Les prêts réglementés sont encore davantage sécurisés. Par exemple, une échéance ne peut croître au-delà de l’inflation chaque année.

En dépit des ces sécurités, certains clients du Crédit Foncier, qui ont un prêt à taux révisable, ont pu connaître une hausse, et non une « explosion » de leur mensualité, entre 2 et 10 %.

C’est le résultat d’une conjoncture financière inhabituelle puisque certains taux très « courts » sont restés à des niveaux élevés. Ce phénomène exceptionnel fait que les formules de prêts indexées sur un taux court terme, comme l’Euribor, subissent une hausse inhabituelle, soudaine, de près de 3 %.

Les consommateurs auraient- ils été trompés ? Vos prêts n’étaient pas capés ?
Faisons un peu d’histoire. C’est le Crédit Foncier qui a lancé les premiers  prêts à taux capé, par exemple à +/- 2 % dans les années 1990. Le prêt capé présentait à l’époque un intérêt certain. Nous étions en effet dans un cycle économique avec des variations très brutales, les taux passant de 8 à 12 %. Le prix du cap n’était pas très élevé, en relatif du coût de l’échéance et la variation absorbée par le client.

Mais, depuis les années 2000, nous avons arrêté d’en proposer car ils étaient devenus moins utiles pour l’emprunteur dans un contexte de taux bas et peu fluctuants, entre 2 et 4 %. Et donc à partir de 2000, nous avons proposé le prêt lissé qui permet de reporter dans le temps une période de hausse de taux d’intérêt pour les réabsorber en période de baisse des taux.
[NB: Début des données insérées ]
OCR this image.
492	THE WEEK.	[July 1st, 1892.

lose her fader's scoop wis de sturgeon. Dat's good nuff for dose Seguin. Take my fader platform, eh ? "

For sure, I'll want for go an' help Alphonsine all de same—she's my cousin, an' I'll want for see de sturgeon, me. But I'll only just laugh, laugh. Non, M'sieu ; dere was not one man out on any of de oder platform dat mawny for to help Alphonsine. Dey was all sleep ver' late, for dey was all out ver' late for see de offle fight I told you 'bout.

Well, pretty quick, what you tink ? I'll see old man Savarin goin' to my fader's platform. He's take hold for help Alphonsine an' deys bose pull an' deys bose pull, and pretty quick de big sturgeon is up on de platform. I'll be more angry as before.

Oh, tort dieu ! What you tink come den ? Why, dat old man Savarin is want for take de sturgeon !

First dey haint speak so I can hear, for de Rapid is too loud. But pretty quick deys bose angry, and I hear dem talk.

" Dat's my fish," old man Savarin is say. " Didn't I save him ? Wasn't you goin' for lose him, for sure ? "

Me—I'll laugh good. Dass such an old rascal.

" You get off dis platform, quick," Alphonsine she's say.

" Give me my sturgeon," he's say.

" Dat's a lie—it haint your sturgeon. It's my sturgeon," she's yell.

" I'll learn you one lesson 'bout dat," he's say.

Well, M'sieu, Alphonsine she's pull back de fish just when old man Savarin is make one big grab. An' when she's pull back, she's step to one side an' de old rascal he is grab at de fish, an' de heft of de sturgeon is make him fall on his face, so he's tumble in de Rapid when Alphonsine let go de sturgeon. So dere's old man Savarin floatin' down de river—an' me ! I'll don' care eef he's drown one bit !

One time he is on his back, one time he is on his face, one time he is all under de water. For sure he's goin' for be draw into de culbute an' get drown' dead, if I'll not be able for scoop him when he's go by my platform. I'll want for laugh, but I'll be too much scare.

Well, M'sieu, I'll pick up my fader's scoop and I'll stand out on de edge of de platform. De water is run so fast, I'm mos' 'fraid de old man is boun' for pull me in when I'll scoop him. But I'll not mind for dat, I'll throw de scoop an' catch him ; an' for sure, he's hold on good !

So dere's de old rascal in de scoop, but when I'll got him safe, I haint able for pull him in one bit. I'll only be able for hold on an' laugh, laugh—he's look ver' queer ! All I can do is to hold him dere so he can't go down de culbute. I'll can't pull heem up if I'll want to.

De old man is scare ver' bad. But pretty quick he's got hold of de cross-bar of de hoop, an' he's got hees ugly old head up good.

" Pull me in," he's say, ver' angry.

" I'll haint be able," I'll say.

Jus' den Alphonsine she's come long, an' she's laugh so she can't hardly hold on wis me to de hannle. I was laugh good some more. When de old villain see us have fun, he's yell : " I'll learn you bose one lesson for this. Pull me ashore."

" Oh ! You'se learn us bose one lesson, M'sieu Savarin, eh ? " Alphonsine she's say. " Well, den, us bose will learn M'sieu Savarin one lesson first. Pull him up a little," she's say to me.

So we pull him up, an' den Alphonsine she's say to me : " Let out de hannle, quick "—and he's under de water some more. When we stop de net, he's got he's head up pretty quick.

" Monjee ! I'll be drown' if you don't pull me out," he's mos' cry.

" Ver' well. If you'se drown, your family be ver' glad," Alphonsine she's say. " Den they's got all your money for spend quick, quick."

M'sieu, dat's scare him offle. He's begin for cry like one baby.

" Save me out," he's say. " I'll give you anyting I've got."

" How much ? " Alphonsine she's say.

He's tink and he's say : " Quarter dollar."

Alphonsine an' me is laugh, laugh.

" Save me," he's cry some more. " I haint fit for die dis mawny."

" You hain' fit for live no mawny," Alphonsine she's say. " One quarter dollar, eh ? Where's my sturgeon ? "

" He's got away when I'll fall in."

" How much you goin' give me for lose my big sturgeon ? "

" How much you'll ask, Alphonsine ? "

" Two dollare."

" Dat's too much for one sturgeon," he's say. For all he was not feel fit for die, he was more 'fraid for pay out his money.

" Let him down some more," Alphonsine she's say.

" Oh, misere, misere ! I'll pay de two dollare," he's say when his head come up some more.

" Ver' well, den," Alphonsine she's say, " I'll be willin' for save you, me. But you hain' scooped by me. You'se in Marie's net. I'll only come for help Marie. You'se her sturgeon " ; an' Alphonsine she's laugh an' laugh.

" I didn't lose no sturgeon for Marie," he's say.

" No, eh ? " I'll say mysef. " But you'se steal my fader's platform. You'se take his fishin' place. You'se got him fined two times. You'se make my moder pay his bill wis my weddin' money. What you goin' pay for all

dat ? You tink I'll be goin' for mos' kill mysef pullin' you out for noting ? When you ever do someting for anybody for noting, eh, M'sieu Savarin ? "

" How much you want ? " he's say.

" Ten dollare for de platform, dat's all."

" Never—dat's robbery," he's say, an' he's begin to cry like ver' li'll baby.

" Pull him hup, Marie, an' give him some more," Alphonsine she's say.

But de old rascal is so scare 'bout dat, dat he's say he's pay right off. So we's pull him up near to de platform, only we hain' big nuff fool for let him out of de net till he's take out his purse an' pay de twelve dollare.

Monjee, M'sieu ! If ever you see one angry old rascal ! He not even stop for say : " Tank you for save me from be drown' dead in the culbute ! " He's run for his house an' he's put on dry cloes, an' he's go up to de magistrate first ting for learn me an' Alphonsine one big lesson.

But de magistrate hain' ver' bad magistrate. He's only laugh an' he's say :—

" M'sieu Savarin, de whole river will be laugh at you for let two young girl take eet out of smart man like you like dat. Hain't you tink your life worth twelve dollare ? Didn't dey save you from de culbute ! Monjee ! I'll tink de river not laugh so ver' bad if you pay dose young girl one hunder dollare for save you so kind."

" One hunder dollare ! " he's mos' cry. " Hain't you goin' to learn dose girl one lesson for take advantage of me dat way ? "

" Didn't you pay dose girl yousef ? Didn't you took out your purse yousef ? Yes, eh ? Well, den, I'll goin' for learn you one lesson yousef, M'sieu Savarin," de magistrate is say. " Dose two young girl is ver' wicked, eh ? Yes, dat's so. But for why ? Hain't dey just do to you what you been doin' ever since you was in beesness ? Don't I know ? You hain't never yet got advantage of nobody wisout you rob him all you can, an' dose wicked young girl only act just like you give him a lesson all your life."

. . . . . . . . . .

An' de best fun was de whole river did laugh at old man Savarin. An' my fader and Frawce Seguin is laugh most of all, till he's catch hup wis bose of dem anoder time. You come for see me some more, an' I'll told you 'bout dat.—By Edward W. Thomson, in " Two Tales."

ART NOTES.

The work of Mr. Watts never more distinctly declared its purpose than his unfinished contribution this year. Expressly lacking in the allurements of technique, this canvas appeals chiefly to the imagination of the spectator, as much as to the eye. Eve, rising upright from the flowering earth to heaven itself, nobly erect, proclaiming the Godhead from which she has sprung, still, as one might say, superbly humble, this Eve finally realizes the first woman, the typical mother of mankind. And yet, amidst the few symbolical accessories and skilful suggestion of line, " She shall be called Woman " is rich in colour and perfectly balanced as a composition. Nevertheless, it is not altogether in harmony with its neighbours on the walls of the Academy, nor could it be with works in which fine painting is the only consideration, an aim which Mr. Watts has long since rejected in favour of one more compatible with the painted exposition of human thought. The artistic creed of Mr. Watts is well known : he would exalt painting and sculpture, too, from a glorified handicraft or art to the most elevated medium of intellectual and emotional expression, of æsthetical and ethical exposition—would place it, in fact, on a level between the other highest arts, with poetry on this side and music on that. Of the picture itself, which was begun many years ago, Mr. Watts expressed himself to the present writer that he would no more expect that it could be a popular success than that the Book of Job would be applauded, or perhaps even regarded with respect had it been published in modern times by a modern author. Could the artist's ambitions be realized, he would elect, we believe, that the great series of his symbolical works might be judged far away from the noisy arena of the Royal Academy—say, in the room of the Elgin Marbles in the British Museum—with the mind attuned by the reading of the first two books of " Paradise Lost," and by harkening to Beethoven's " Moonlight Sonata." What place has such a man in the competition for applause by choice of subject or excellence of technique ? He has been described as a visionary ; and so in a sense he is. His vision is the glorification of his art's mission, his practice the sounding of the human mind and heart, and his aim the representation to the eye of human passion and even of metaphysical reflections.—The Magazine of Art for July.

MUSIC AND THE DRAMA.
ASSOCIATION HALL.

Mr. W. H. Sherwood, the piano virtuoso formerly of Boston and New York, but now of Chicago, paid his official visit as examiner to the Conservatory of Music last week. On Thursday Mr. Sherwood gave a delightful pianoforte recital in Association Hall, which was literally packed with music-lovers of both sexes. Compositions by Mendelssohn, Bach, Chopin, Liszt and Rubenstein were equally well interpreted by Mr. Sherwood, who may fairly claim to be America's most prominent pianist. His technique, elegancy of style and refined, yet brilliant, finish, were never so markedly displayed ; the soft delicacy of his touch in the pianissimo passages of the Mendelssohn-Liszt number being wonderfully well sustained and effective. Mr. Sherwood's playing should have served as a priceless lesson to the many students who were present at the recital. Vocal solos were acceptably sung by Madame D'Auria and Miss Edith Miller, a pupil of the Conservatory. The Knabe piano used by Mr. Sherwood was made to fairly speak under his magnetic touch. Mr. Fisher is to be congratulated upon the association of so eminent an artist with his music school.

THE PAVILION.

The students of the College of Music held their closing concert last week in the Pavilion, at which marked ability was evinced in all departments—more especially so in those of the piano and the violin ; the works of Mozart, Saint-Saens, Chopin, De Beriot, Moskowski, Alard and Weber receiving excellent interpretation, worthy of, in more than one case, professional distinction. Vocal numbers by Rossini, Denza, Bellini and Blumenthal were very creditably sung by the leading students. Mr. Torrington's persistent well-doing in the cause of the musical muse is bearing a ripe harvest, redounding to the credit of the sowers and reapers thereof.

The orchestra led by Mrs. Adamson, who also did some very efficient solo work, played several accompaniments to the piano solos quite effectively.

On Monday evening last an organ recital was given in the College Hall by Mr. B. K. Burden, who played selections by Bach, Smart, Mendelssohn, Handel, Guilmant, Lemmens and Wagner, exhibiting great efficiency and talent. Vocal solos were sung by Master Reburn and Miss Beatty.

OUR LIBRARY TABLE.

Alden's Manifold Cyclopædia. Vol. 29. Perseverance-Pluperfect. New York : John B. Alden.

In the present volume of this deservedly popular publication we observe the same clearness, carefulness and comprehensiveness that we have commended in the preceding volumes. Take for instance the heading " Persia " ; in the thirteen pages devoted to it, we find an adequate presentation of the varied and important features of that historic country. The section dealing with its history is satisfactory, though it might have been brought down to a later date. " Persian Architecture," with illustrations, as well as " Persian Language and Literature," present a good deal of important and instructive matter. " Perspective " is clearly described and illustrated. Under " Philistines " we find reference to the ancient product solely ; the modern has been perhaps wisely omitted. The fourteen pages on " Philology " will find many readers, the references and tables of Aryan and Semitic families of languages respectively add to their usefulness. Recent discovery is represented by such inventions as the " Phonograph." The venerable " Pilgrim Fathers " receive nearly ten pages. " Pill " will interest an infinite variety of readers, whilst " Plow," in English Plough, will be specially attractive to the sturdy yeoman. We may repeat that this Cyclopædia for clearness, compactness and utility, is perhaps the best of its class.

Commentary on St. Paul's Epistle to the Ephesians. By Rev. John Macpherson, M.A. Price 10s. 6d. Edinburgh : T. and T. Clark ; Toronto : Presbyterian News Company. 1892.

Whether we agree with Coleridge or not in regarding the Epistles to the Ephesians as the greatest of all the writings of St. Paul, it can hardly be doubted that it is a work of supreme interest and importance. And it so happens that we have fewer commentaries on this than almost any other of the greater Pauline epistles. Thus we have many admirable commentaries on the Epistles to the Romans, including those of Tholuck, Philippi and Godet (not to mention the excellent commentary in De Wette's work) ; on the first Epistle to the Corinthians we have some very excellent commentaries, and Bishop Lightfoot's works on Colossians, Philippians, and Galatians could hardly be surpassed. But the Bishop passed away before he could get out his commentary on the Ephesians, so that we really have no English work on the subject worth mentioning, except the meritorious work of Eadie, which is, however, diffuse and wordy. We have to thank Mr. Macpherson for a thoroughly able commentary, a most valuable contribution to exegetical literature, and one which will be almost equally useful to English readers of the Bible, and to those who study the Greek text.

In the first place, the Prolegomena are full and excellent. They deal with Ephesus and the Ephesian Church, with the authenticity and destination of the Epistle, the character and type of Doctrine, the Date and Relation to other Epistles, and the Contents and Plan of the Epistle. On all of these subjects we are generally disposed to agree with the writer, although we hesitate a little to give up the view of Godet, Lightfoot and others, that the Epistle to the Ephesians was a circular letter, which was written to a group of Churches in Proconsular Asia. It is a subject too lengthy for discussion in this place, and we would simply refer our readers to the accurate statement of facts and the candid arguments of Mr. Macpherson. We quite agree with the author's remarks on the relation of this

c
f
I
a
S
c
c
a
Notre objectif étant que nos clients aillent au bout du financement de leur projet.

Maintenant je pose une simple question : quelles auraient été les conséquences, ou quelles sont-elles actuellement, pour les clients d’un prêt à taux capé classique ?  Un prêt à 2% aurait, ou a, pris 25%, voire plus, de hausse d’échéance ! En ce qui nous concerne, nos mécanismes de lissage des échéances évitent ce type de situation difficile. 

Ainsi, selon vous, vous n’avez pas manqué à vos devoirs de conseil et de mise en garde ?
Vous savez, le Crédit Foncier est un établissement né il y a plus de 150 ans. Il a su créer des relations de confiance avec ses clients en accompagnant des générations de Français dans l’accession à la propriété. Au cours des dix dernières années, le Crédit Foncier a permis à plus d’un million de ménages français de devenir propriétaires.

Nous ne prétendrons pas que tous nos clients aient été informés parfaitement car le « zéro défaut » n’existe pas. Dès lors que nous aurons la démonstration que le client a eu une mauvaise information, nous y remédierons.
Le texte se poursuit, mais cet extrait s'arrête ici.